К несчастью, не все и из толстовцев были достаточно зрелы — по уму, летам и характеру — чтобы смиренно учиться, не придираясь к личной жизни учителя. Биографы свидетельствуют, что в зиму 1888-89 гг. некоторые из них, самые радикальные, вызывали Толстого на споры по поводу семейной его жизни, так или иначе вертящиеся вокруг евангельского постулата: «Враги человеку близкие его» (Опульская Л.Д. Материалы... 1886 – 1892. С. 147 - 148). Но чем больше они настраивали учителя “рубить по живому” Гордиев узел семейных противоречий: отречься от собственности, уйти из семьи — тем более Лев Николаевич убеждался в справедливости своей изначальной установки: «ближние», то есть люди, с которыми сейчас свела тебя судьба, это, в том числе и люди родственно близкие, члены семьи, и именно с ними, прежде всего, нужно сохранить хорошие отношения — даже в ущерб своему душевному покою. Начав, после большого перерыва, вести Дневник, среди первых же записей, под 23 ноября 1888 г., Толстой фиксирует и такую мысль:

«С женой тяжёлые отношения, распутать которые может только смиренная жизнь, как узел только покорное следование всем клубком за ниткой» (50, 4).
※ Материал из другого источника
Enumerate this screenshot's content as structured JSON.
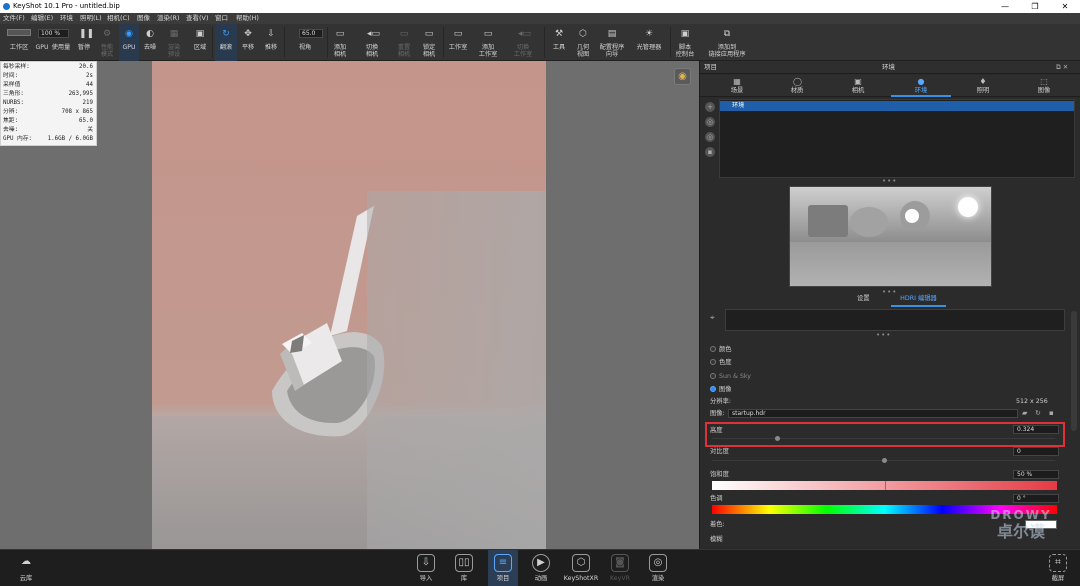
{
  "window": {
    "title": "KeyShot 10.1 Pro  - untitled.bip",
    "minimize": "—",
    "maximize": "❐",
    "close": "✕"
  },
  "menu": [
    "文件(F)",
    "编辑(E)",
    "环境",
    "照明(L)",
    "相机(C)",
    "图像",
    "渲染(R)",
    "查看(V)",
    "窗口",
    "帮助(H)"
  ],
  "toolbar": {
    "items": [
      {
        "label": "工作区",
        "icon": "workspace-icon"
      },
      {
        "label": "GPU",
        "icon": "gpu-icon"
      },
      {
        "label": "使用量",
        "icon": "usage-icon"
      },
      {
        "label": "暂停",
        "icon": "pause-icon"
      },
      {
        "label": "性能",
        "label2": "模式",
        "icon": "performance-icon"
      },
      {
        "label": "GPU",
        "icon": "gpu-mode-icon"
      },
      {
        "label": "去噪",
        "icon": "denoise-icon"
      },
      {
        "label": "渲染",
        "label2": "预设",
        "icon": "render-preset-icon"
      },
      {
        "label": "区域",
        "icon": "region-icon"
      },
      {
        "label": "翻滚",
        "icon": "tumble-icon"
      },
      {
        "label": "平移",
        "icon": "pan-icon"
      },
      {
        "label": "推移",
        "icon": "dolly-icon"
      },
      {
        "label": "视角",
        "icon": "perspective-icon"
      },
      {
        "label": "添加",
        "label2": "相机",
        "icon": "add-camera-icon"
      },
      {
        "label": "切换",
        "label2": "相机",
        "icon": "switch-camera-icon"
      },
      {
        "label": "重置",
        "label2": "相机",
        "icon": "reset-camera-icon"
      },
      {
        "label": "锁定",
        "label2": "相机",
        "icon": "lock-camera-icon"
      },
      {
        "label": "工作室",
        "icon": "studio-icon"
      },
      {
        "label": "添加",
        "label2": "工作室",
        "icon": "add-studio-icon"
      },
      {
        "label": "切换",
        "label2": "工作室",
        "icon": "switch-studio-icon"
      },
      {
        "label": "工具",
        "icon": "tools-icon"
      },
      {
        "label": "几何",
        "label2": "视图",
        "icon": "geometry-view-icon"
      },
      {
        "label": "配置程序",
        "label2": "向导",
        "icon": "configurator-icon"
      },
      {
        "label": "光管理器",
        "icon": "light-manager-icon"
      },
      {
        "label": "脚本",
        "label2": "控制台",
        "icon": "script-console-icon"
      },
      {
        "label": "添加到",
        "label2": "链接应用程序",
        "icon": "link-app-icon"
      }
    ],
    "resolution_value": "100 %",
    "fov_value": "65.0"
  },
  "stats": [
    {
      "k": "每秒采样:",
      "v": "20.6"
    },
    {
      "k": "时间:",
      "v": "2s"
    },
    {
      "k": "采样值",
      "v": "44"
    },
    {
      "k": "三角形:",
      "v": "263,995"
    },
    {
      "k": "NURBS:",
      "v": "219"
    },
    {
      "k": "分辨:",
      "v": "708 x 865"
    },
    {
      "k": "焦距:",
      "v": "65.0"
    },
    {
      "k": "去噪:",
      "v": "关"
    },
    {
      "k": "GPU 内存:",
      "v": "1.6GB / 6.0GB"
    }
  ],
  "panel": {
    "header_left": "项目",
    "header_title": "环境",
    "header_icons": "⧉ ✕",
    "tabs": [
      {
        "label": "场景",
        "icon": "scene-icon"
      },
      {
        "label": "材质",
        "icon": "material-icon"
      },
      {
        "label": "相机",
        "icon": "camera-icon"
      },
      {
        "label": "环境",
        "icon": "environment-icon"
      },
      {
        "label": "照明",
        "icon": "lighting-icon"
      },
      {
        "label": "图像",
        "icon": "image-icon"
      }
    ],
    "env_item": "环境",
    "dots": "•••",
    "subtab_settings": "设置",
    "subtab_hdri": "HDRI 编辑器",
    "radios": [
      "颜色",
      "色度",
      "Sun & Sky",
      "图像"
    ],
    "resolution_label": "分辨率:",
    "resolution_value": "512 x 256",
    "image_label": "图像:",
    "image_value": "startup.hdr",
    "brightness_label": "高度",
    "brightness_value": "0.324",
    "contrast_label": "对比度",
    "contrast_value": "0",
    "saturation_label": "饱和度",
    "saturation_value": "50 %",
    "hue_label": "色调",
    "hue_value": "0 °",
    "tint_label": "着色:",
    "blur_label": "模糊",
    "brightness_level": 0.19,
    "contrast_level": 0.5,
    "saturation_level": 0.5
  },
  "bottom": {
    "items": [
      {
        "label": "云库",
        "icon": "cloud-library-icon"
      },
      {
        "label": "导入",
        "icon": "import-icon"
      },
      {
        "label": "库",
        "icon": "library-icon"
      },
      {
        "label": "项目",
        "icon": "project-icon"
      },
      {
        "label": "动画",
        "icon": "animation-icon"
      },
      {
        "label": "KeyShotXR",
        "icon": "keyshotxr-icon"
      },
      {
        "label": "KeyVR",
        "icon": "keyvr-icon"
      },
      {
        "label": "渲染",
        "icon": "render-icon"
      },
      {
        "label": "截屏",
        "icon": "screenshot-icon"
      }
    ]
  },
  "watermark": {
    "line1": "DROWY",
    "line2": "卓尔谟"
  }
}
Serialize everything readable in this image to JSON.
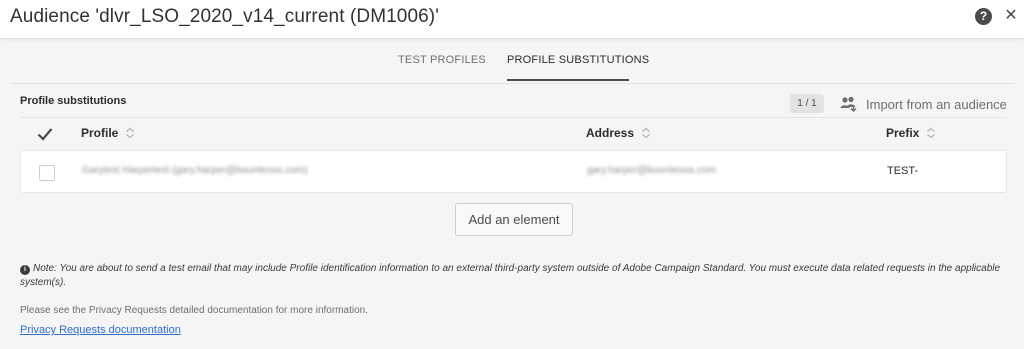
{
  "window": {
    "title": "Audience 'dlvr_LSO_2020_v14_current (DM1006)'",
    "help_glyph": "?",
    "close_glyph": "✕"
  },
  "tabs": [
    {
      "label": "TEST PROFILES",
      "active": false
    },
    {
      "label": "PROFILE SUBSTITUTIONS",
      "active": true
    }
  ],
  "section": {
    "title": "Profile substitutions",
    "pager": "1 / 1",
    "import_label": "Import from an audience",
    "import_icon": "users-import-icon"
  },
  "table": {
    "columns": [
      "Profile",
      "Address",
      "Prefix"
    ],
    "rows": [
      {
        "profile": "Garytest Harpertest (gary.harper@bounteous.com)",
        "address": "gary.harper@bounteous.com",
        "prefix": "TEST-",
        "checked": false
      }
    ]
  },
  "add_button_label": "Add an element",
  "note": {
    "icon_glyph": "i",
    "text": "Note: You are about to send a test email that may include Profile identification information to an external third-party system outside of Adobe Campaign Standard. You must execute data related requests in the applicable system(s)."
  },
  "privacy": {
    "see_text": "Please see the Privacy Requests detailed documentation for more information.",
    "link_label": "Privacy Requests documentation"
  },
  "colors": {
    "background": "#f5f5f5",
    "header": "#ffffff",
    "link": "#2d6fd0",
    "text": "#2c2c2c"
  }
}
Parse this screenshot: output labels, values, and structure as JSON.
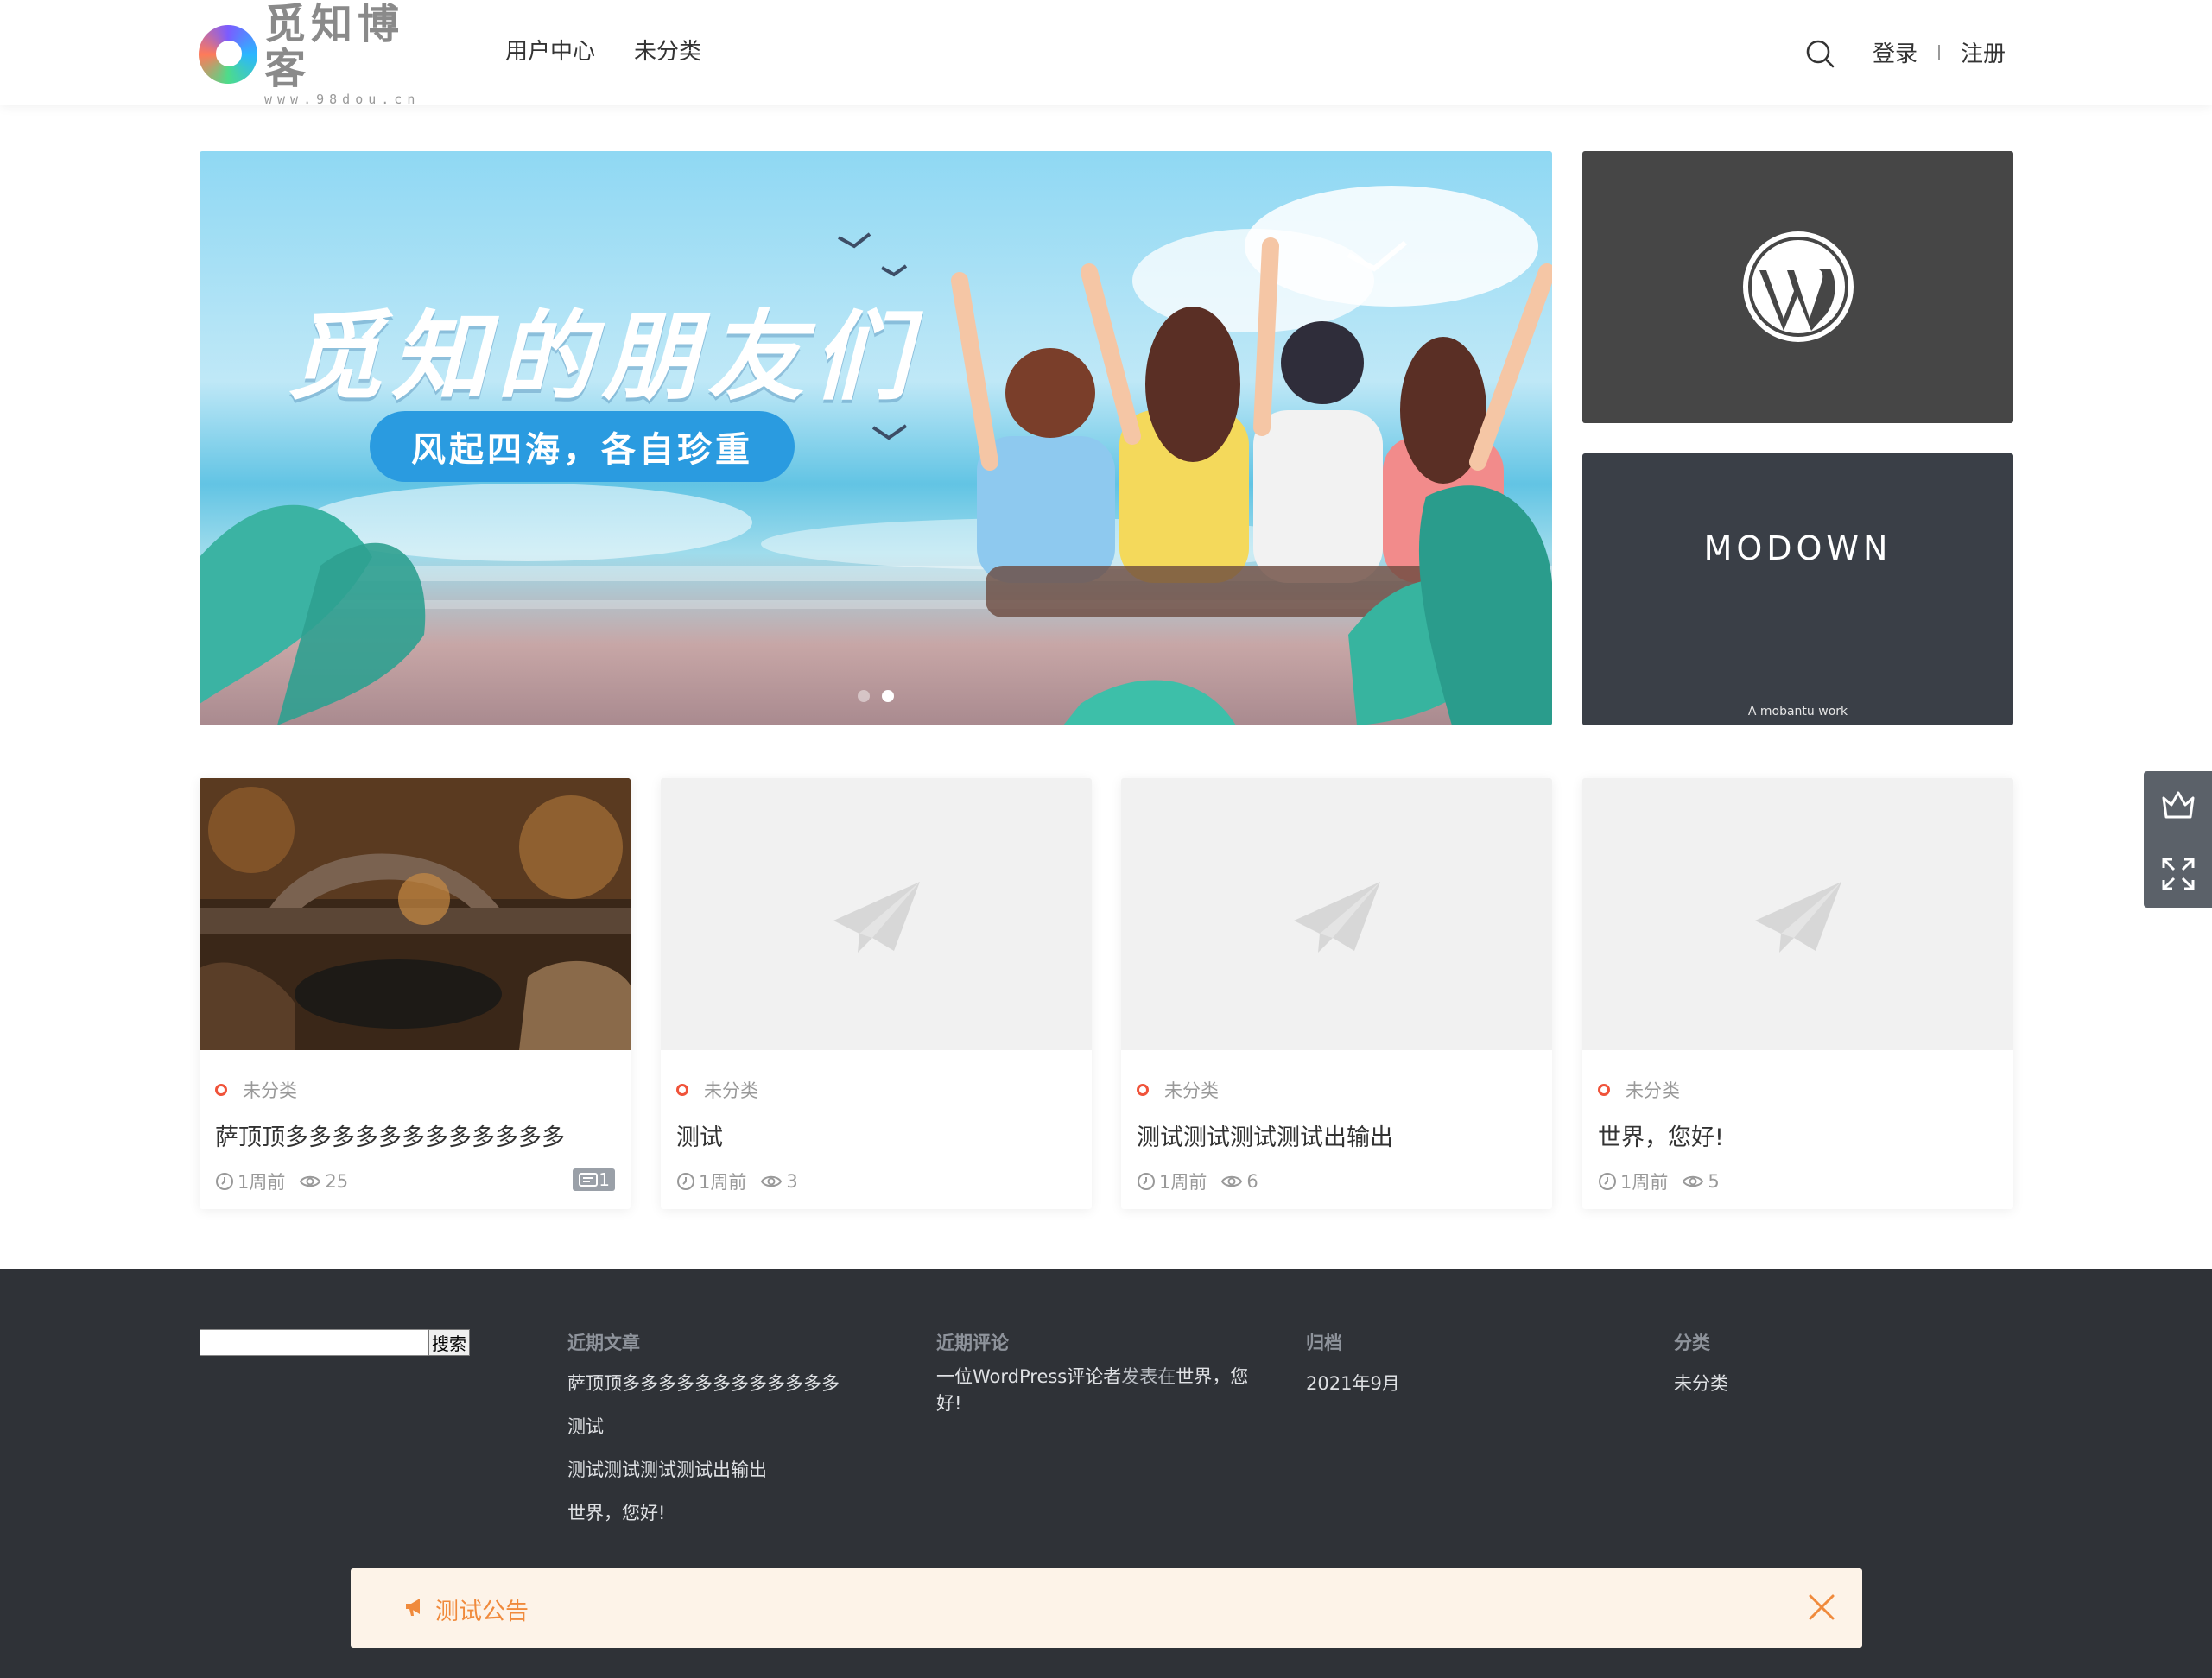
{
  "header": {
    "logo_title": "觅知博客",
    "logo_sub": "www.98dou.cn",
    "nav": [
      {
        "label": "用户中心"
      },
      {
        "label": "未分类"
      }
    ],
    "login_label": "登录",
    "register_label": "注册"
  },
  "hero": {
    "title": "觅知的朋友们",
    "subtitle": "风起四海，各自珍重",
    "slide_count": 2,
    "active_slide": 2
  },
  "side_cards": {
    "modown_title": "MODOWN",
    "modown_sub": "A mobantu work"
  },
  "posts": [
    {
      "category": "未分类",
      "title": "萨顶顶多多多多多多多多多多多多",
      "time": "1周前",
      "views": "25",
      "comments": "1",
      "has_image": true
    },
    {
      "category": "未分类",
      "title": "测试",
      "time": "1周前",
      "views": "3",
      "has_image": false
    },
    {
      "category": "未分类",
      "title": "测试测试测试测试出输出",
      "time": "1周前",
      "views": "6",
      "has_image": false
    },
    {
      "category": "未分类",
      "title": "世界，您好!",
      "time": "1周前",
      "views": "5",
      "has_image": false
    }
  ],
  "footer": {
    "search_value": "",
    "search_button": "搜索",
    "recent_posts_title": "近期文章",
    "recent_posts": [
      "萨顶顶多多多多多多多多多多多多",
      "测试",
      "测试测试测试测试出输出",
      "世界，您好!"
    ],
    "recent_comments_title": "近期评论",
    "comment_author": "一位WordPress评论者",
    "comment_on": "发表在",
    "comment_post": "世界，您好!",
    "archives_title": "归档",
    "archives": [
      "2021年9月"
    ],
    "categories_title": "分类",
    "categories": [
      "未分类"
    ]
  },
  "notice": {
    "text": "测试公告"
  },
  "colors": {
    "accent": "#f0533a",
    "footer_bg": "#2f3237",
    "notice_bg": "#fdf3e8",
    "notice_text": "#f08a3c"
  },
  "icons": [
    "search-icon",
    "wordpress-logo-icon",
    "crown-icon",
    "fullscreen-icon",
    "clock-icon",
    "eye-icon",
    "comment-icon",
    "megaphone-icon",
    "close-icon",
    "paper-plane-icon"
  ]
}
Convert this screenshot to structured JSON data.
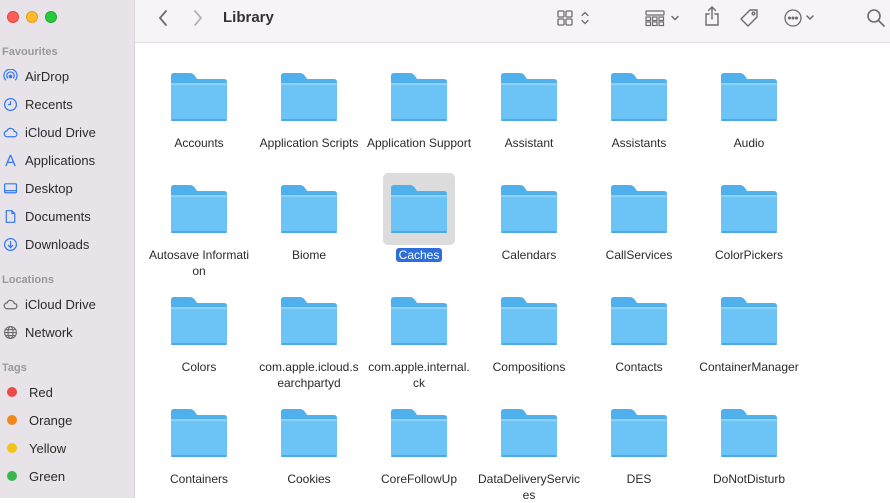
{
  "window": {
    "title": "Library"
  },
  "sidebar": {
    "favourites_title": "Favourites",
    "favourites": [
      {
        "label": "AirDrop",
        "icon": "airdrop-icon"
      },
      {
        "label": "Recents",
        "icon": "clock-icon"
      },
      {
        "label": "iCloud Drive",
        "icon": "cloud-icon"
      },
      {
        "label": "Applications",
        "icon": "applications-icon"
      },
      {
        "label": "Desktop",
        "icon": "desktop-icon"
      },
      {
        "label": "Documents",
        "icon": "document-icon"
      },
      {
        "label": "Downloads",
        "icon": "download-icon"
      }
    ],
    "locations_title": "Locations",
    "locations": [
      {
        "label": "iCloud Drive",
        "icon": "cloud-icon"
      },
      {
        "label": "Network",
        "icon": "globe-icon"
      }
    ],
    "tags_title": "Tags",
    "tags": [
      {
        "label": "Red",
        "color": "#ef4a45"
      },
      {
        "label": "Orange",
        "color": "#f0881a"
      },
      {
        "label": "Yellow",
        "color": "#f3c318"
      },
      {
        "label": "Green",
        "color": "#34b94a"
      }
    ]
  },
  "toolbar": {
    "icons": [
      "back-icon",
      "forward-icon",
      "icon-view-icon",
      "group-icon",
      "share-icon",
      "tag-icon",
      "more-icon",
      "search-icon"
    ]
  },
  "folders": [
    [
      "Accounts",
      "Application Scripts",
      "Application Support",
      "Assistant",
      "Assistants",
      "Audio"
    ],
    [
      "Autosave Information",
      "Biome",
      "Caches",
      "Calendars",
      "CallServices",
      "ColorPickers"
    ],
    [
      "Colors",
      "com.apple.icloud.searchpartyd",
      "com.apple.internal.ck",
      "Compositions",
      "Contacts",
      "ContainerManager"
    ],
    [
      "Containers",
      "Cookies",
      "CoreFollowUp",
      "DataDeliveryServices",
      "DES",
      "DoNotDisturb"
    ]
  ],
  "selected_folder": "Caches",
  "colors": {
    "accent": "#2f6ed8",
    "folder": "#6cc3f5",
    "folder_dark": "#4fb0ec"
  }
}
Сложной системой консенсусов, уступок семье и окружающей действительности Толстой вырвал у судьбы необходимую передышку. Но радости о ней мы находим больше в Сонином дневнике 1887 года, цитированном нами выше, нежели в мемуарах, писанных через 20-ть лет — тогда, когда Соня уже знала, помнила, что воин не сложил оружия, и за привалом у старого артиллерийского офицера были новые и новые бои… Не с людьми и не с общественными институтами, а со злом и обманом в устройстве общей жизни. В той степени, в какой с этими обманами и злом ошибочно, а зачастую и сознательно, небескорыстно, соединяли себя люди — доставалось трёпки и им. Но это не было нарушением Толстым христианского закона непротивления: скорее, это была невозможность даже для опытного артиллериста не задеть «выстрелами» своей критики тех, кто не только не помогает ему, но и не бережётся, а хватается в повседневной жизни за то, что должно быть уничтожено торжеством христианского религиозного понимания жизни.

   Понять солдата лучше всего может другой солдат… Современный нам исследователь, полковник Рик Мак-Пик, преподаватель в военной академии Вест-Пойнт (США), в своём очерке рассуждает о Толстом и его христианском «походе» так:

  «Его философия войны и мира не оставляет камня на камне от традиционных критериев успеха в вооружённом конфликте, в том числе таких, как патриотизм, героизм и победа […]. В универсальной системе координат, предложенной им […], когда люди выбирают насилие для решения какой-либо проблемы, проигрывают все, живущие на земном шаре. Для Толстого настоящая битва происходит в духовной сфере. Поэтому единственная приемлемая стратегия для духовного воина – это отказ брать в руки оружие, а истинная мера победы – количество душ, спасённых от насильственной смерти. < Добавим от себя: и от рабства у мирских установок. – Р. А.> Стоит ли удивляться, что редкие нации и индивидуумы откликнулись на громкий призыв к миру этого великого воина» (Мак-Пик, Р. Толстой: боец за мир // Лев Толстой и мировая литература: Материалы 5-й Международной научной конференции, проходившей в Ясной Поляне 12-16 августа 2007 г. – Тула, 2008. – С. 39-45. Выделение наше. – Р. А.).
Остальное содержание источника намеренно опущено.